Die Zahlen reichen von 300.000 bis auf über eine Millionen – gemeint sind ungarische Staatsbürger, die im Ausland ihr persönliches und berufliches Glück suchen. Vorübergehend oder für immer. Statistiken zufolge sind die Auswanderer  in der Regel jung und gut ausgebildet. Hauptziele der EU-Binnenmigranten sind Deutschland, Großbritanien und Österreich. Unter ihnen finden sich auch zahlreiche  Ungarndeutsche. Fünf von ihnen hat das Sonntagsblatt bezüglich ihrer Motivation, Erfahrungen, ihres ungarndeutschen Hintergrunds und der Lage der deutschen Minderheit in Ungarn befragt. Die Namen wurden auf Wunsch der Interviewpartner von der Redaktion geändert.

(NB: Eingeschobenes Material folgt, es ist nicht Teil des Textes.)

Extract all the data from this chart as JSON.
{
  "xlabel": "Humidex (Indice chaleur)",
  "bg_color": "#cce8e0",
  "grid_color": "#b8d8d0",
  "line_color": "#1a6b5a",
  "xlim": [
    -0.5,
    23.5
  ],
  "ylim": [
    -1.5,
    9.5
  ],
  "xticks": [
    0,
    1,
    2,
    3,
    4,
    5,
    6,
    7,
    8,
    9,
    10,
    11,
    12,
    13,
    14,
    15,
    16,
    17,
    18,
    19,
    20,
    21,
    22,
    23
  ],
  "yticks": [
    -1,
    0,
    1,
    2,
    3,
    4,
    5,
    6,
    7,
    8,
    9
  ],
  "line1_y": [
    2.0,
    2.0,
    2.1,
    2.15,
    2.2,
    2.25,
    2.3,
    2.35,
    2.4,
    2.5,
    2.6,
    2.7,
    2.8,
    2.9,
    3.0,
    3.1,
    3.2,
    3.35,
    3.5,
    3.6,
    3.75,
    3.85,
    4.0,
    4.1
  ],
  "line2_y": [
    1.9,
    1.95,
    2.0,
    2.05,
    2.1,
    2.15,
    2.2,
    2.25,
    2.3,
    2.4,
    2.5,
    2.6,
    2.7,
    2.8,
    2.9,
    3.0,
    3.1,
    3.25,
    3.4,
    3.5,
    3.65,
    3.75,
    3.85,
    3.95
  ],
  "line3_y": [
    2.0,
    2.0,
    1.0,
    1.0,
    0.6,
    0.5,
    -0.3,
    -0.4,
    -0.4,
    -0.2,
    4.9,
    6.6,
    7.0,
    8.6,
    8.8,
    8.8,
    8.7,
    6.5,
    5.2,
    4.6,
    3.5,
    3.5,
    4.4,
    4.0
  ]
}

Susanne stammt aus dem Süden von Ungarn und lebt seit 10 Jahren in Deutschland. Sie arbeitet seit einigen Jahren im DaF-Bereich und kümmert sich um die sprachliche Integration von syrischen Bürgerkriegsflüchtlingen. Für sie ist Ungarndeutschtum „eine bewusst gewählte Zugehörigkeit zu einer national, politisch und kulturell geprägten Gemeinschaft oder es ist etwas, wo man durch die Einflüsse der Umgebung hineinwächst – vielleicht genetisch bedingt?” Eine Frage, die nach eigenem Bekunden ihr nie zuvor gestellt worden sei. Ihr Kontakt zum Ungarndeutschtum bestehe durch ihre Familie väterlicherseits: „Die „ungarndeutschen” Elemente in meiner Kindheit habe ich nie als solche aufgefasst, sondern eher als Eigenart meiner Familie. Die deutsche Sprache war für mich eine komisch klingende, geheime Sprache, die meine Großeltern und andere Verwandte zu Hause benutzt haben – besonders, wo sie nicht wollten, dass wir Kinder was davon verstehen. Ich habe Deutsch erst mit 13 in Bayern gelernt, als ich mit meiner Familie dort ein halbes Jahr verbracht habe. Erst Jahre später, während meines Germanistikstudiums, habe ich mein Interesse für die Sprache entdeckt. Die Geschichte der Ungarndeutschen ist für mich hauptsächlich eine Sammlung aus privaten Geschichten, die in meiner Familie über Familienangehörige erzählt wurden, welche ich als Teil meiner Geschichte und darüber hinaus als Teil eines größeren historischen Kontextes zu verstehen gelernt habe.” Mit der Frage der nationalen Identität hätte sie sich erst in Deutschland auseinandergesetzt und für sich folgende Antwort gefunden: „Mir ist meine ungarische und deutsche – weniger ungarndeutsche – Identität wichtig.”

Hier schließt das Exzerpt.